On September 15, the crowd cheering on the Seattle Seahawks to a win registered at 136.6 decibels, at the time a world record for stadium noise. For all the fun noise can be, many experts agree that it can become a health risk after extensive periods of time. While leaf-blowers are useful and effective, the noise they generate is a real concern.
Many facts support this stance. Highland Park Board of Health reports that the noise from leaf-blowers can reach 100 decibels at the operator; about 71 percent of the noise during the Seahawks game. However, the operator has to suffer this amount of noise for many hours, many days a week.

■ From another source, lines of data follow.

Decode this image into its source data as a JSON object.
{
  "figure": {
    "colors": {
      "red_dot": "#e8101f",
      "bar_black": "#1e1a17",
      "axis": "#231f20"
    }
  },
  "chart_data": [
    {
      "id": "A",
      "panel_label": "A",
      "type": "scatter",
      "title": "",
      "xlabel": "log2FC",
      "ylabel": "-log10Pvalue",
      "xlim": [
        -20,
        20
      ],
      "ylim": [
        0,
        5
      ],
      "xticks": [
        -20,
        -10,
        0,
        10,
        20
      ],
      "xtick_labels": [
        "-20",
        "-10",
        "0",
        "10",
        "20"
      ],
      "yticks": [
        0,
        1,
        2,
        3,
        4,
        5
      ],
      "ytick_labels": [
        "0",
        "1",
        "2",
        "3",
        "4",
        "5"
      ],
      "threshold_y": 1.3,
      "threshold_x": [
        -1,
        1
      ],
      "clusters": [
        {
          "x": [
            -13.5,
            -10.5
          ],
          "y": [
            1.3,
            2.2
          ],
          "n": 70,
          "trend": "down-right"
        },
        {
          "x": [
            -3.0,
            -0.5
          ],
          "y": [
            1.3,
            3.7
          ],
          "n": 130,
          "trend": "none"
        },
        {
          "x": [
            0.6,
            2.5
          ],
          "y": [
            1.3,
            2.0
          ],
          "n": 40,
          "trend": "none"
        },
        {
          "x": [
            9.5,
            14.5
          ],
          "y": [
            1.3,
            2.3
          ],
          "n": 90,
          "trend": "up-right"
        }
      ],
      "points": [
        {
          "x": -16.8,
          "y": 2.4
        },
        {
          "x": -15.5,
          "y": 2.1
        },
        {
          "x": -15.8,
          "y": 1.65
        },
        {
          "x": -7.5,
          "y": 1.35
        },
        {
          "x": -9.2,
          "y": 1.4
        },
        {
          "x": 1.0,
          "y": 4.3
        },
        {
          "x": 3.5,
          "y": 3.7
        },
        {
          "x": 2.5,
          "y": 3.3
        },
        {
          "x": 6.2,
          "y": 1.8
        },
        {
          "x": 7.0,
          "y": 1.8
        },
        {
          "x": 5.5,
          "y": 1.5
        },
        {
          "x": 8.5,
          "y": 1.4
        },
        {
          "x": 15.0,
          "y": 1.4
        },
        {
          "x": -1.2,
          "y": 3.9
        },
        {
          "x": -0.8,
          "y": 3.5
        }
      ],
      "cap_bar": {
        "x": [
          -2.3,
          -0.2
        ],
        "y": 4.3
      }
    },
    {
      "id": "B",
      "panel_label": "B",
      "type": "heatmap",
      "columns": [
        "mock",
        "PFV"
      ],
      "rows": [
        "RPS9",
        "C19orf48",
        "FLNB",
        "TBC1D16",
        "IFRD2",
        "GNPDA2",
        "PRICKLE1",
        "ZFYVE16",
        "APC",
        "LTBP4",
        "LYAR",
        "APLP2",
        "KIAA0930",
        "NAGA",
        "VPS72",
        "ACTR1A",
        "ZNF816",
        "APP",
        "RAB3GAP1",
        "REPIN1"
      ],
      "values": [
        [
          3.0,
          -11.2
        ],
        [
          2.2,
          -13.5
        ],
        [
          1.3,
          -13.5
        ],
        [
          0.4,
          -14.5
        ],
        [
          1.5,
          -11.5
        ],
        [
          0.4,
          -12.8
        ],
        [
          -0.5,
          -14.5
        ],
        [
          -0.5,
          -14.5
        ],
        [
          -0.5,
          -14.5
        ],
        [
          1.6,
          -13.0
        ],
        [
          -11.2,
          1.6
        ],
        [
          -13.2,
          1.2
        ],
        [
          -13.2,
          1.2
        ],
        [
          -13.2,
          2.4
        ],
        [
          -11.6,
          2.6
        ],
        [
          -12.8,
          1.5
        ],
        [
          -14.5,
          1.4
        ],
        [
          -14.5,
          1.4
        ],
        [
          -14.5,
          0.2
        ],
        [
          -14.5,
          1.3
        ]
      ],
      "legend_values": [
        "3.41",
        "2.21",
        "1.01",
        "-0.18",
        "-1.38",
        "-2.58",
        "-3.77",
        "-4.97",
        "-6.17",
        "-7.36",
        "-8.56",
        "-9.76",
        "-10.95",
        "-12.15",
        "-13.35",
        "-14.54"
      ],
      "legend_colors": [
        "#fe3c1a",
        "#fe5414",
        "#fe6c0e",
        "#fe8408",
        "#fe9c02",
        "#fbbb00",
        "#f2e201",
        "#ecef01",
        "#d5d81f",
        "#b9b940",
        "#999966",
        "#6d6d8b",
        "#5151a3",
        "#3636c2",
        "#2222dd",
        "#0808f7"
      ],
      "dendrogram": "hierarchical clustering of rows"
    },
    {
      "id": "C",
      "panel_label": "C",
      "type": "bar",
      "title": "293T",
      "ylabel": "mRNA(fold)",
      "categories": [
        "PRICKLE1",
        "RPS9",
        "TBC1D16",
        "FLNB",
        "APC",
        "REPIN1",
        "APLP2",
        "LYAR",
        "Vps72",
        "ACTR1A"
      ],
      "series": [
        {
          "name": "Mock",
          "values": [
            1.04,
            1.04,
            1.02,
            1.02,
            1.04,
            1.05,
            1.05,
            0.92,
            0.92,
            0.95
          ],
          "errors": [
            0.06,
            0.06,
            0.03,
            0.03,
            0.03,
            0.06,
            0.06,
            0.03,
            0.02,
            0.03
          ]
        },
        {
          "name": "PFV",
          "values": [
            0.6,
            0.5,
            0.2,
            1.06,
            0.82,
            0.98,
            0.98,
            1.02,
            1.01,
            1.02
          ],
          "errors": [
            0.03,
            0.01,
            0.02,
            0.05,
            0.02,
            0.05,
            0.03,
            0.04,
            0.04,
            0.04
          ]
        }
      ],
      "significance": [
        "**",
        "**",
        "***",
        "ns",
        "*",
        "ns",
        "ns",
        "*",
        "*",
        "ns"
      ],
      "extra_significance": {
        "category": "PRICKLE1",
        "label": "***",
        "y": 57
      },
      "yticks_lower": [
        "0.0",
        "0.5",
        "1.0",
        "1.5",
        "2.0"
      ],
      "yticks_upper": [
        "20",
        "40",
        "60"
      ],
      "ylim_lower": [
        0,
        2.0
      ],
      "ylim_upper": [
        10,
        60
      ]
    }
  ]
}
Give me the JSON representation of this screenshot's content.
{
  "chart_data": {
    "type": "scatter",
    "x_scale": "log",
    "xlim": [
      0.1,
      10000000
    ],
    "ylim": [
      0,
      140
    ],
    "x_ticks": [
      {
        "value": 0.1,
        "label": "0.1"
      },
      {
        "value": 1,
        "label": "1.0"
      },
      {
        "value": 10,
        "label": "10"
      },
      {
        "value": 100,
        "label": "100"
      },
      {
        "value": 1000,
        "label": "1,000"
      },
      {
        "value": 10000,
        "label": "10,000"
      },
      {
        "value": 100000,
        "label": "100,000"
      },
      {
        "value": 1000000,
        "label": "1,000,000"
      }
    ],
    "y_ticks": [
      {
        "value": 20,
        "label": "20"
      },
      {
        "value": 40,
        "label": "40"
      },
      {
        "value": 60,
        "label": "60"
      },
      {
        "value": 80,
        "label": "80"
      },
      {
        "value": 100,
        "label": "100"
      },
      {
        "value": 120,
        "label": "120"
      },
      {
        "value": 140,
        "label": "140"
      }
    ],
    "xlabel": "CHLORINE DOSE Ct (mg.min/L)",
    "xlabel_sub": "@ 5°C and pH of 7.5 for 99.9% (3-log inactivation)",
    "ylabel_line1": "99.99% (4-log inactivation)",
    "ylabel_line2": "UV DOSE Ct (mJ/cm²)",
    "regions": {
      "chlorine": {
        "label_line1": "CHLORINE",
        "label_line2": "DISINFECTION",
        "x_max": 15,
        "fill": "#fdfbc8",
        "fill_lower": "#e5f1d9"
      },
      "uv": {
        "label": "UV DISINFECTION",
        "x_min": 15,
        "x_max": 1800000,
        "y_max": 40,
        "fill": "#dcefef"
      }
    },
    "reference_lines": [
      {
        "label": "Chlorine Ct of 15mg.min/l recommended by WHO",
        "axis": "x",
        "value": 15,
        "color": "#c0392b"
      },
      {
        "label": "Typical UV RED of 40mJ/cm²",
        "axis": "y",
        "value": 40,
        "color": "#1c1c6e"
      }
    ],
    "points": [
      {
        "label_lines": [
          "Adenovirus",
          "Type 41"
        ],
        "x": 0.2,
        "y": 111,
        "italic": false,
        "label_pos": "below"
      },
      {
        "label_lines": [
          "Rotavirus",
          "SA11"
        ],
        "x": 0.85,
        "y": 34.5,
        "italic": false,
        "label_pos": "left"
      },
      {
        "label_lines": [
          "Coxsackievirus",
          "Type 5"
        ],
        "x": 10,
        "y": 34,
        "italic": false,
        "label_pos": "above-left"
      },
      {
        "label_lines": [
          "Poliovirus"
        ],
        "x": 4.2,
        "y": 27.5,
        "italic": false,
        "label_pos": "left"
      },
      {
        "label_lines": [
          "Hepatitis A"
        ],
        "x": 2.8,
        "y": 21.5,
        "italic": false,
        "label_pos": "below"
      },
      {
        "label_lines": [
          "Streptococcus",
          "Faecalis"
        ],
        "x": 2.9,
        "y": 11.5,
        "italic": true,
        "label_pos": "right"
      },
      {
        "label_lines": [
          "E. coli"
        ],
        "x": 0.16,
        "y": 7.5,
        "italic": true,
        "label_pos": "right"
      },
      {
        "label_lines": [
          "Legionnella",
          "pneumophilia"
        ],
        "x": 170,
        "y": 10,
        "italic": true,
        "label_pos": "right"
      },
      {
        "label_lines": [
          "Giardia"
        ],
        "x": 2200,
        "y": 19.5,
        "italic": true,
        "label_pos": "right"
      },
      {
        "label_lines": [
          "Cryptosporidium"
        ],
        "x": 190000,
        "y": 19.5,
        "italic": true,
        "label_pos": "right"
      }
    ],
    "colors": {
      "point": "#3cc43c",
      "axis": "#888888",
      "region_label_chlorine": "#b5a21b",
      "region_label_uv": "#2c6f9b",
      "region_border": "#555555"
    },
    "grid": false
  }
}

According to an essay in the Oxford Journal written by professor and researcher Stephen A. Stansfeld and Mark P. Matheson, noise is related to increased hypertension, added annoyance and decreased cognitive ability. They add that noise also disturbs sleep, by decreasing restfulness even when the sleeper does not wake up and realize it.
Adults have inner methods of coping with noise and can minimize its impact, this same essay states. However, it adds, this ability is not fully developed in children so they are the most at risk. Excessive noise can harm long term memory and impair reading comprehension.
Mr. Stansfeld and Mr. Mathseon even report that according to a study by S.M. Barrreto, A.J. Swerdlow and others, workers with occupational noise levels above 85 decibels run a higher risk of injury in a motor vehicle accident.
Gas-powered leaf-blowers are an unnecessary form of noise pollution because there are so many alternatives. There are rakes, brooms, vacuums and even electric blowers.